Prinsip-prinsip pemikiran Talcott Parsons mengenai
fungsionalisme struktural secara umum bersifat general theory,
artinya bahwa tindakan individu manusia itu
diarahkan pada tujuan. Secara normatif tindakan tersebut diatur
berkenaan dengan penentuan alat dan tujuan. Hal ini berarti bahwa tindakan itu
dipandang sebagai kenyataan sosial yang terkecil dan mendasar,
terdiri dari alat, tujuan, situasi, dan norma sebagai unsur-unsurnya. Dengan
demikian, dalam tindakan tersebut dapat digambarkan yaitu individu atau
kelompok sebagai pelaku dengan alat yang ada akan mencapai tujuan dengan berbagai macam cara, yang juga
individu itu dipengaruhi oleh kondisi yang dapat membantu dalam memilih tujuan
yang akan dicapai, dengan bimbingan nilai, ide serta norma yang ada pada suatu kelompok tersebut.
Berkenaan
dengan Struktur Fungsionalisme, adapun menurut Emil Durkheim dijelaskan
masyarakat adalah sebuah kesatuan dimana di dalamnya terdapat bagian - bagian
yang dibedakan. Bagian-bagian dari sistem tersebut mempunyai fungsi masing -
masing yang membuat sistem menjadi seimbang. Bagian tersebut saling keterkaitan
satu sama lain dan fungsional, sehingga jika ada yang tidak berfungsi maka akan
merusak keseimbangan sistem tersebut. Melihat uraian di atas maka struktural
fungsional menurut Durkheim adalah seperti sebuah sistem yang saling
keterkaitan antar komponen-komponen di dalamnya dan jika salah satu sub sistem
itu ada yang rusak maka akan merambah ke sistem secara keseluruhan, sehingga
sistem tersebut tidak akan berjalan.
Kritik
Terhadap Teori Fungsionalisme Struktural
Tidak
dapat disangsikan Parsons telah merubah sejarah sosiolog dunia dan
berkontribusi besar terhadap perkembangan teori-teori sosiologi. Bahkan Horton
dan Tumer mengatakan bahwa karya Parsons mencerminkan sumbangan yang lebih
berpengaruh terhadap teori sosiologi dibanding Marx, Weber, Durkheim.
Salah
satu teori yang paling terkenal dalam teori Fungsionalisme Struktural adalah
Stratifikasi Fungsional. Berkenaan dengan ini, Kingsley Davis dan Wilbert Moore
menjelaskan bahwa stratifikasi sosial merupakan fenomena yang bersifat
universal dan penting karena secara nyata dalam kehidupan masyarakat semua
pasti mengenal sistem stratifikasi sosial tersebut dan tidak ada yang tidak
terstratifikasi atau sama sekali tanpa kelas. Masih menurut pandangan mereka,
stratifikasi adalah keharusan fungsional. Semua masyarakat memerlukan sistem
stratifikasi sosial, sistem seperti ini yang pada akhirnya akan melahirkan
adanya sistem kelas. Selain itu, bahwa stratifikasi merupakan perlengkapan yang
berevolusi secara tak sadar. Perlengkapan ini harus ada pada setiap masyarakat
demi menjamin kelangsungan hidup.
Perwujudan
berkenaan dengan penempatan-penempatan posisi individu pada sebuah perlengkapan
di dalam (lembaga) masyarakat harus diikuti dengan pemberian imbalan
(reward) yang memadai pada posisi ini sehingga ada cukup individu yang mau
mendudukinya dan individu yang berhasil mendudukinya akan bekerja dengan tekun.

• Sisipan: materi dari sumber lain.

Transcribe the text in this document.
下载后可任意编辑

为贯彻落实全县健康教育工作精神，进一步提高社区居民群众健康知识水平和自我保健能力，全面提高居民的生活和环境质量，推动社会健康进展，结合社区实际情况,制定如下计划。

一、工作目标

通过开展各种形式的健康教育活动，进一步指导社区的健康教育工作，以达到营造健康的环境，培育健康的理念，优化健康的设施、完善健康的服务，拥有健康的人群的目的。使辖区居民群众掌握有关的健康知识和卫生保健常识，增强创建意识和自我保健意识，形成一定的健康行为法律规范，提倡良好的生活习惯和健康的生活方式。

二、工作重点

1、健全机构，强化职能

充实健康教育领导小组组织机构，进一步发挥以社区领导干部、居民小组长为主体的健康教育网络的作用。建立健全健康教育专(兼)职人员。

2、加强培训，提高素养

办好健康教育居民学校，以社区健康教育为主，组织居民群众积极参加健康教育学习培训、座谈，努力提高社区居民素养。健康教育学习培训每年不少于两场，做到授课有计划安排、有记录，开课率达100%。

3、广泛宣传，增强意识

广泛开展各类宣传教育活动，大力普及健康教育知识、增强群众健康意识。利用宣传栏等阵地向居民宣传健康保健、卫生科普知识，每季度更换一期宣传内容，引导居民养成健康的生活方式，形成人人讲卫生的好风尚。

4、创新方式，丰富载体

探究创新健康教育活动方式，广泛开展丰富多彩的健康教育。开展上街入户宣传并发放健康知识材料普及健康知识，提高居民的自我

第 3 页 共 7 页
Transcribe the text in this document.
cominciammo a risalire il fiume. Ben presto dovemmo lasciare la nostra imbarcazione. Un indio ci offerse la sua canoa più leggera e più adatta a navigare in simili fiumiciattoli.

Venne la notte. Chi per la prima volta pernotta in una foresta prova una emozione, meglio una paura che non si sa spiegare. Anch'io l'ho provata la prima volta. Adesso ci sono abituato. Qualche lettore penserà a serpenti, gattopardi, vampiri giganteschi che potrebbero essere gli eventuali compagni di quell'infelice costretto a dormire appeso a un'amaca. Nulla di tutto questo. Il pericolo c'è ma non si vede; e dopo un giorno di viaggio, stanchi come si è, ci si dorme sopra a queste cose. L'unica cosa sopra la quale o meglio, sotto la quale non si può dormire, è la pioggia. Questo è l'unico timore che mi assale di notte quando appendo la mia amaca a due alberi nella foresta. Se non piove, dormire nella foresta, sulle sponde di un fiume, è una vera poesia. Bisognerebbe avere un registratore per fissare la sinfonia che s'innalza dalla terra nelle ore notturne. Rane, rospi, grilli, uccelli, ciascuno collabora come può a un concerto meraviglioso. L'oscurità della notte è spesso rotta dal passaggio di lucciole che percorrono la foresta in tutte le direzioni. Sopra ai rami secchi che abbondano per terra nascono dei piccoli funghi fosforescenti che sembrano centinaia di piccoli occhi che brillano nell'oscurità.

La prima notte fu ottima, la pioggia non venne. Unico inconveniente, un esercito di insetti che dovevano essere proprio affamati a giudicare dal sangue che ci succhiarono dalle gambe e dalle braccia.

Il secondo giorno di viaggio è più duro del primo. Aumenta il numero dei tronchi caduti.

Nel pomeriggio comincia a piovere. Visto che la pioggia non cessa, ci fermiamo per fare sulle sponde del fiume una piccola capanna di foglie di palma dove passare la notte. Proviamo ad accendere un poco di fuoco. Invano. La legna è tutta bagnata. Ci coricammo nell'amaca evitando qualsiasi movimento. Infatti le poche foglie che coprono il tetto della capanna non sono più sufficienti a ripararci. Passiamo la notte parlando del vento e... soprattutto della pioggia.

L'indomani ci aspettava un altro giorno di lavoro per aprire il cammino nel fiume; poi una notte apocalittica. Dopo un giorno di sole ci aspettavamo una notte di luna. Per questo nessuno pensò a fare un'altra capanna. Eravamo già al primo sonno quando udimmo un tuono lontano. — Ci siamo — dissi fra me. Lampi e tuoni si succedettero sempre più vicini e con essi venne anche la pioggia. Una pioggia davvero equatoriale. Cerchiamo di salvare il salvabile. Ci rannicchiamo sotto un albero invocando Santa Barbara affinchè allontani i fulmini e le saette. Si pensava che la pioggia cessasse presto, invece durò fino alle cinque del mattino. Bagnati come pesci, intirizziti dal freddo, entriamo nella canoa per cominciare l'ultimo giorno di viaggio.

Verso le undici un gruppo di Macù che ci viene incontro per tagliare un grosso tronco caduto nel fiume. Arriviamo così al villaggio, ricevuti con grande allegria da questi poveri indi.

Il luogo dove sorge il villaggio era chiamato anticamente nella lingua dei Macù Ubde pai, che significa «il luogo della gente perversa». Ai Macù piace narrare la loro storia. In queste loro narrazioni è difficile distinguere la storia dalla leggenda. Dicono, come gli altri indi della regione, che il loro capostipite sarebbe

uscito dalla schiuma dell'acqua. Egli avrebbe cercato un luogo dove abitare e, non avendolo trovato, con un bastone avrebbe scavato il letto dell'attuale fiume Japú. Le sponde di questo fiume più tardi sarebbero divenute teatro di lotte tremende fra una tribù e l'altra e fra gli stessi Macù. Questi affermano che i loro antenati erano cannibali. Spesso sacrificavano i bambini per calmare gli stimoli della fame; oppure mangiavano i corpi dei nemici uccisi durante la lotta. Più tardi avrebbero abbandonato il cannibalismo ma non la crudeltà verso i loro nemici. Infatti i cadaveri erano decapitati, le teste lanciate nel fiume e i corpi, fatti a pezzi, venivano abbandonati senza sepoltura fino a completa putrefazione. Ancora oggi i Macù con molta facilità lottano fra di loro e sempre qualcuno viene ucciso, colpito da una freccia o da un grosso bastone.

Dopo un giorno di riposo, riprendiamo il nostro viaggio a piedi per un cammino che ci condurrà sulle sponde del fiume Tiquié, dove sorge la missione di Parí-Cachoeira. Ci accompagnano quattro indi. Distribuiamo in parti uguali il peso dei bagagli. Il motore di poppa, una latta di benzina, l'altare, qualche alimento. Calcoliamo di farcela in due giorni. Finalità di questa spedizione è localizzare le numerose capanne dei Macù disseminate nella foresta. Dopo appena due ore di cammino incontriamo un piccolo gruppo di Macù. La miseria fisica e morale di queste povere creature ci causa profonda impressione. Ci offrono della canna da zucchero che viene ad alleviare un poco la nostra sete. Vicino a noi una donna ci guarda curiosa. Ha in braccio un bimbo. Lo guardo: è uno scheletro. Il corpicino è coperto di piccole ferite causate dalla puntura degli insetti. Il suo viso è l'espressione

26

Misal untuk menyediakan dokter masyarakat harus memberikan imbalan dengan
memperhatikan tingkat profesionalitas posisi individu tersebut karena kalau
tidak demikian (berdasarkan fungsinya) masyarakat akan tercerai berai.
Namun
sebaliknya disisi lain, munculnya pendekatan ini telah mengundang paling banyak
perdebatan. Satu kritik mendasar menyatakan bahwa teori stratifikasi
funsionalisme struktural dinilai hanya akan melanggengkan posisi istimewa
orang-orang yang telah mempunyai kekuasaan, prestise, dan
uang. Selain itu teori ini juga dapat di kritik karena anggapannya
bahwa struktur sosial yang terstratifikasi itu sudah ada sejak dulu maka ia
tentu harus ada di masa datang. Padahal tidak menutup kemungkinan untuk di masa
depan masyarakat akan ditata menurut cara yang lain diluar stratifikasi.
Mengikuti
kritik yang dilontarkan oleh David Lockwood berkenaan dengan ini, dapat
diketahui bahwa menurutnya pendekatan fungsionalisme struktural telah
menekankan anggapan-anggapan dasarnya pada peranan unsur-unsur normatif dari
tingkah laku sosial, khusunya pada proses-proses dimana individu maupun
kelompok diatur secara normatif untuk menjamin terpeliharanya stabilitas
sosial. David Lockwood menegaskan bahwa situasi sosial senantiasa mengandung
dual hal yakni: pertama, tata tertib sosial yang bersifat normatif, dan yang
kedua substratum yang akan melahirkan konflik-konflik. Tata tertib dan konflik
adalah kenyataan yang melekat bersama-sama di dalam sistem sosial masyarakat.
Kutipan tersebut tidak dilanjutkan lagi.